Diabetes diagnosis and how participating in clinical research can help

Guys hospital research unit hosted a group of MPs and Diabetes UK staff for a tour of their facilities today. Guys has a world class research facility and does more for diabetes research than I could do justice to here. The number of dedicated staff supported by sophisticated (and expensive) machines gave me renewed hope that we can beat type 1.

I was asked to speak about my experience of being diagnosed and of participating in a clinical trial. I’ve written about my diagnosis quite a bit in the early days of this blog,  but with the benefit of hindsight,  I thought I could summarise my experience with a few pictures.

Diagnosis

Diagnosis

My new routine - calculating carbs, deciding dose and injecting!

My new routine – calculating carbs, deciding dose and injecting!

I was diagnosed with type 1 diabetes eight days ago. I can hardly believe it’s been such a short time: the sheer volume of information I’ve had to come to terms with has stretched time out.

According to the doctor, my body started killing off the insulin producing beta cells about two months ago. At that time I was blissfully unaware of the self-destruction going on in my body. I am newly married, and my wife and I were in the middle of moving into our first home. It was a hugely exciting time. I was doing a few running races, and starting to run long distances in the mountains. Feeling super fit, at the start of July I thought for the first time “I might just be able to run a mountain marathon”.

So whilst in that blissfully happy time of living in a new home surrounded by boxes and endless possibilities for the future, I started to notice a few changes. I was a bit slower on my run into work and my legs were taking days to recover. Over a couple of weeks I developed a raging thirst that was almost impossible to quench. I was also vaguely aware of losing a bit of weight.

Initially a huge appetite combined with moderate weight loss seems like a dream scenario! But I quickly became worried. It was les than two weeks ago that I was running to work feeling knackered, remembering the image of my ribs clearly visible in the mirror when brushing my teeth, and starting to let my imagination run wild. Did I have worms? Maybe. My wife, Emily, is a manager in a hospital working in cancer care. I knew from her that sudden weight loss is a flashing red light for cancer. Whilst plodding along, I tried to work out whether my life insurance would be enough to allow her to continue paying the mortgage. I also had the morbid but comforting thought that if I was going to die, at least I’d lived life to the full and I couldn’t regret not having done anything!

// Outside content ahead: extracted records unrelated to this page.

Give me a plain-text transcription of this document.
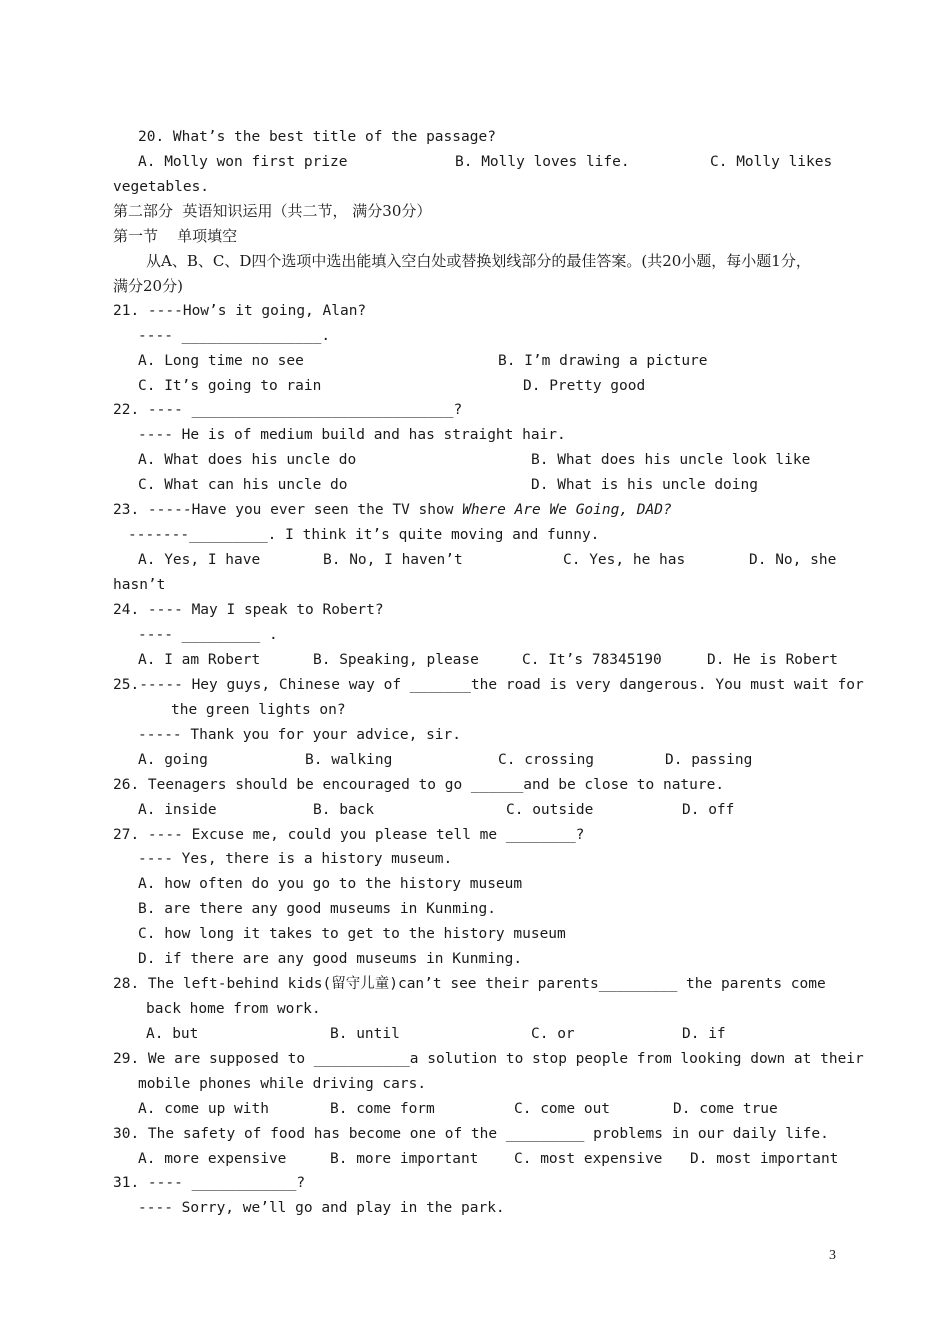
20. What’s the best title of the passage?
A. Molly won first prize	B. Molly loves life.	C. Molly likes
vegetables.
第二部分  英语知识运用（共二节， 满分30分）
第一节    单项填空
从A、B、C、D四个选项中选出能填入空白处或替换划线部分的最佳答案。(共20小题，每小题1分，
满分20分)
21. ----How’s it going, Alan?
---- ________________.
A. Long time no see	B. I’m drawing a picture
C. It’s going to rain	D. Pretty good
22. ---- ______________________________?
---- He is of medium build and has straight hair.
A. What does his uncle do	B. What does his uncle look like
C. What can his uncle do	D. What is his uncle doing
23. -----Have you ever seen the TV show Where Are We Going, DAD?
-------_________. I think it’s quite moving and funny.
A. Yes, I have	B. No, I haven’t	C. Yes, he has	D. No, she
hasn’t
24. ---- May I speak to Robert?
---- _________ .
A. I am Robert	B. Speaking, please	C. It’s 78345190	D. He is Robert
25.----- Hey guys, Chinese way of _______the road is very dangerous. You must wait for
the green lights on?
----- Thank you for your advice, sir.
A. going	B. walking	C. crossing	D. passing
26. Teenagers should be encouraged to go ______and be close to nature.
A. inside	B. back	C. outside	D. off
27. ---- Excuse me, could you please tell me ________?
---- Yes, there is a history museum.
A. how often do you go to the history museum
B. are there any good museums in Kunming.
C. how long it takes to get to the history museum
D. if there are any good museums in Kunming.
28. The left-behind kids(留守儿童)can’t see their parents_________ the parents come
back home from work.
A. but	B. until	C. or	D. if
29. We are supposed to ___________a solution to stop people from looking down at their
mobile phones while driving cars.
A. come up with	B. come form	C. come out	D. come true
30. The safety of food has become one of the _________ problems in our daily life.
A. more expensive	B. more important C. most expensive D. most important
31. ---- ____________?
---- Sorry, we’ll go and play in the park.
3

Whilst telling myself I was clearly mental, I decided to go straight to the gym at work and weigh myself. 67kg. I’d lost 5kg (almost a stone) in three weeks and was as light as I’d been since adolescence. Crap. I walked straight into the doctor’s office and made an appointment.

The rest, as they say, was history. Two days later Emily and I found ourselves sitting in London bridge hospital opposite Dr Powrie hearing that I almost certainly had type 1 diabetes. Yes that’s the bad type, he said, I’ll be injecting myself with multiple shots of insulin every day for the rest of my life.

My first reaction was relief. I had been diagnosed. It wasn’t cancer and I was going to live! I also had no idea what diabetes was other than being aware that there were lots of charities raising money for it and that it was a big problem because all of us eat too much these days.

Emily and I were planning to spend the weekend in the mountains in France. It was midday on Friday: four hours before we were due on a train to Gatwick. We could see Dr Powrie doing the sums. Would it be safe for me to go and could he get all the tests done in time? We did go, after I had been given a crash course in how to give myself a once daily injection of insulin to stabilise my dangerously high blood sugar levels, and after being given a big book about “type 1” and a kit to test my blood sugar. Oh, and a doctors note to explain why I was about to carry all these needles through security. A month ago I was winning a running relay race and now I was a fully certified diabetic!